Education in India has greatly improved over the past decade. However, there is still much that needs to be down to decrease the education gaps that exist in rural areas and between girls and boys. These 10 facts show the problems that still need to be solved and what is being done to improve education in India.
10 Facts About Education in India
- Considering India has the second largest population in the world, it isn’t surprising to find that India has the world’s second-largest school system, after China. However, there is still a gap in participation rates despite the millions of enrolled students. These gaps are particularly evident among populations of lower castes, minorities, and rural regions. Education in India is on its way toward improving due to major increases in government funding in rural areas.
- Free and compulsory education in India is provided to children between the ages of 6 and 14. In August 2009, the Indian Parliament passed the landmark Right to Education Act that made education in India free and compulsory for children between the ages of 6 and 14. There have been tremendous increases and advances in access to education and because of this act. For example, literacy rates in India have increased in recent years. The student population in the school system grew by 5 percent between the years 2010 and 2015.
- India’s improved education system is one of the main contributors to it’s growing economy. Over the past several years, India increased spending on education by 80 percent between 2011 and 2015, increased literacy rates to nearly 74 percent as of 2011, increased English-language speaking in classrooms giving more access to foreign studies and careers and has significantly increased primary education than ever before. This has to lead to a surge in youth working in some of the best technology-centered jobs in the world. Subsequently, India has seen an increase in GDP.
- One in 40 primary schools in India is conducted in tents or open spaces with unqualified teachers. Insufficient funds are allocated to rural regions and primary schools depriving children in rural areas of primary schooling in buildings. Often children are taught in tents or open spaces with little to no common resources, such as pencils, pens, paper, chalkboard, etc. Further, UNICEF and other global organizations have observed that one major problem with education in India is unqualified teachers. For example, according to WENR (World Education News + Reviews), the qualification requirements for teachers are low.
- A disproportionate number of total out-of-school children in India are girls. In the rural areas of India, is not uncommon to find that child labor is a primary reason children are not in school. This is because of the need of children in the farms and family work to provide a living for families below the poverty line. Most of these children are girls. In certain regions, there is still resistance to sending girls to school. Even with the Right to Education Act making school compulsory for children 6-14, more girls than boys are forced to drop-out by their parents to help out at home. However, progress has been made in keeping girls in school. The Right to Education Act doubled the number of girls toilets in schools by 2016 and increase the number of walled school grounds removing a significant safety concern for girls school attendance. Since the Right to Education Act passed, the percentage of out-of-school girls 11-14 decreased from 10.3 percent in 2006 to 4.1 percent in 2018.
- Preschool education in India is not mandatory and fairly uncommon.

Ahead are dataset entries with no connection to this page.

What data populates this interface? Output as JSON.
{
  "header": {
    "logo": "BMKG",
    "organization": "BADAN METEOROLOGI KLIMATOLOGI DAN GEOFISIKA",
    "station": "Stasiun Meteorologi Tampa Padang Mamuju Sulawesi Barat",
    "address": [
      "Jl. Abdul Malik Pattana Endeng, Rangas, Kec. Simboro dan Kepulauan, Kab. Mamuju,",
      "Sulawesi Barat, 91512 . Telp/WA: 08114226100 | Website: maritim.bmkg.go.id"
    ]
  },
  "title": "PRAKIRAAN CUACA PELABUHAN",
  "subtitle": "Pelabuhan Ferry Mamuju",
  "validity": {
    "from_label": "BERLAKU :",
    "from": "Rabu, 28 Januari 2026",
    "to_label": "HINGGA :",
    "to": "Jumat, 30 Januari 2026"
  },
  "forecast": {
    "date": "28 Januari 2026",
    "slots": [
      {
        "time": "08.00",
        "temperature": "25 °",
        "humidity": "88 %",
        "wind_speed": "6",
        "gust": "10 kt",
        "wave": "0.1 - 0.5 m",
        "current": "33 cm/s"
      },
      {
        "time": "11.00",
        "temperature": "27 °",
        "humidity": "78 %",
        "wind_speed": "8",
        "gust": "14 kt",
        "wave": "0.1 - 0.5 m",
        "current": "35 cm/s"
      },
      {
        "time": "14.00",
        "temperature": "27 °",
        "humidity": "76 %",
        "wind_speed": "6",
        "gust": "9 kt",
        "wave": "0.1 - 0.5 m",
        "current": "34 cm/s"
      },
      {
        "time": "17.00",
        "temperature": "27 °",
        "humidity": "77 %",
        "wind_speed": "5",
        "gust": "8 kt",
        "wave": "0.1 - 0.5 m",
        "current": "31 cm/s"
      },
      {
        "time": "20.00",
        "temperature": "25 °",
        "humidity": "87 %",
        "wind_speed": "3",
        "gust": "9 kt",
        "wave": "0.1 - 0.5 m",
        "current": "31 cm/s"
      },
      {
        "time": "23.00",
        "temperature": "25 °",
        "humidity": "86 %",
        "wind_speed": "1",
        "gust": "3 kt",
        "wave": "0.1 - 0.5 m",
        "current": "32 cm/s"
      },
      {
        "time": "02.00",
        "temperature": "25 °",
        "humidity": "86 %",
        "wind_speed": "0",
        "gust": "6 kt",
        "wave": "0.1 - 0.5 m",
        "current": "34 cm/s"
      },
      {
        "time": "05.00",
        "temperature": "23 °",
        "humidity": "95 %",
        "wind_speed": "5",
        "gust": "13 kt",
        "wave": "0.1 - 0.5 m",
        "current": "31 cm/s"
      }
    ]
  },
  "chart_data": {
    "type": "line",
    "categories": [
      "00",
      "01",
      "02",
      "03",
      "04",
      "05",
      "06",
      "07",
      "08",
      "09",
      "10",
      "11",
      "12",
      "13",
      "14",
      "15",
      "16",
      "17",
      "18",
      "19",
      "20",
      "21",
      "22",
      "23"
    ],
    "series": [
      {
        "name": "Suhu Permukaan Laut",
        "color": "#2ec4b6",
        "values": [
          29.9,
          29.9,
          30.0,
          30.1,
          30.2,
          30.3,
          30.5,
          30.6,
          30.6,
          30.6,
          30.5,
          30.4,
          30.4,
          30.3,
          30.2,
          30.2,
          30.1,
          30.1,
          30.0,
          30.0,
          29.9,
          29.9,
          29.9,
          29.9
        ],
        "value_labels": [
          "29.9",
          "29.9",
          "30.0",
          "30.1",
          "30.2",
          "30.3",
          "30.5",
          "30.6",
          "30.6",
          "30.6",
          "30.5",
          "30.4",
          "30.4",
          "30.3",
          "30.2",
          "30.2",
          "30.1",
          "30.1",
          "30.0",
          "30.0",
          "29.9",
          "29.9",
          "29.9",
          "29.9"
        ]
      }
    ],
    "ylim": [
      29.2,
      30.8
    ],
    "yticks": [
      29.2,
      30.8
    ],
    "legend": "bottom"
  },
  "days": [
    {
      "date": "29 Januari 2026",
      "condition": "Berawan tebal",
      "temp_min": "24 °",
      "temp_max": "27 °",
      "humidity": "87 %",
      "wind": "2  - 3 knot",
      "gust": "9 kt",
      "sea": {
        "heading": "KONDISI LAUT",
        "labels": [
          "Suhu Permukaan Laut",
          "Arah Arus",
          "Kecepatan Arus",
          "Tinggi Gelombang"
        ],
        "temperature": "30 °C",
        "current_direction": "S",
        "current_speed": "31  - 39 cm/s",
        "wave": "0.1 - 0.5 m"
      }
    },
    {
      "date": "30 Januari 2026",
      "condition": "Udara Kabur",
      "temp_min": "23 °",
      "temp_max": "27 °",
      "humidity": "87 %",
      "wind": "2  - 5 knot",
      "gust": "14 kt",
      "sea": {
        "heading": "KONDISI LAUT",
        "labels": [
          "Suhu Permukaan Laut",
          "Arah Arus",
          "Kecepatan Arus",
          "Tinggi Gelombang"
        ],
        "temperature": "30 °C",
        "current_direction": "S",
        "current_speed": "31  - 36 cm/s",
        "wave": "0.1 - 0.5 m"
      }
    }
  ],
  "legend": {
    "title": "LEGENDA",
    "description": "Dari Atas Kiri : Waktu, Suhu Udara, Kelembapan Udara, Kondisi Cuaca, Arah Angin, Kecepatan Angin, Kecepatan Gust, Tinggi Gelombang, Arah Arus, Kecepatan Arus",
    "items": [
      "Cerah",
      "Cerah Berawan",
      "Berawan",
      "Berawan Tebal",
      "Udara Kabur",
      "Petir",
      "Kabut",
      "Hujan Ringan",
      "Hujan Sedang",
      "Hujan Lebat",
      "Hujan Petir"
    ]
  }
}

The Right to Education act emphasized education in India for ages 6-14. However, preschool education is not necessarily prioritized. In reality, more than 30 percent of educational funds are allocated towards higher education, leaving education for children under age 6 underfunded.
- As of 2011, 21.2 percent of India’s population lives under the official poverty line. High poverty rates lead to high drop out rates for children. Why? Their priority and primary concern is helping their families survive. For the impoverished, education is a luxury, something only the rich can afford in terms of time and money. This mindset can be changed by allocating more money to building schools in impoverished areas in India thereby providing direct access to school and working around the schedules of those also helping their families.
- In this years’ budget, the Finance Minister announced a 4.9 percent increase in the education budget. Four billion Indian Rupees ($58 million) will be allocated for setting-up world-class institutes of education in India. According to the Hindu Business Line, “Union Finance Minister Nirmala Sitharaman said the government will bring in a new national education policy to transform India’s higher education system to one of the best in the world.” Thirty percent of funds will be allocated towards higher education to emphasize research and innovation in higher education.
- The recently increased education budget is focused on research and higher education in India, rather than primary and rural education. Though a meager amount of money will be spent on education in rural India, the state and central governments are working together by allocating approximately $5.7 billion for improving rural school infrastructure and recruiting teachers. With more qualified teachers and better infrastructure, a better school environment will be in place for children in these areas.
- In addition to the issue of poor infrastructure of schools in rural areas, many children must travel far to attend school. Consequently, the government launched Samagra Shiksha, the first integrated scheme extending unified support to states from preschool to senior level. Under this program, preschool has a newfound priority. Girls from disadvantaged areas are also provided with more attention in terms of education. This is a step toward new programs that aim at improved education in India.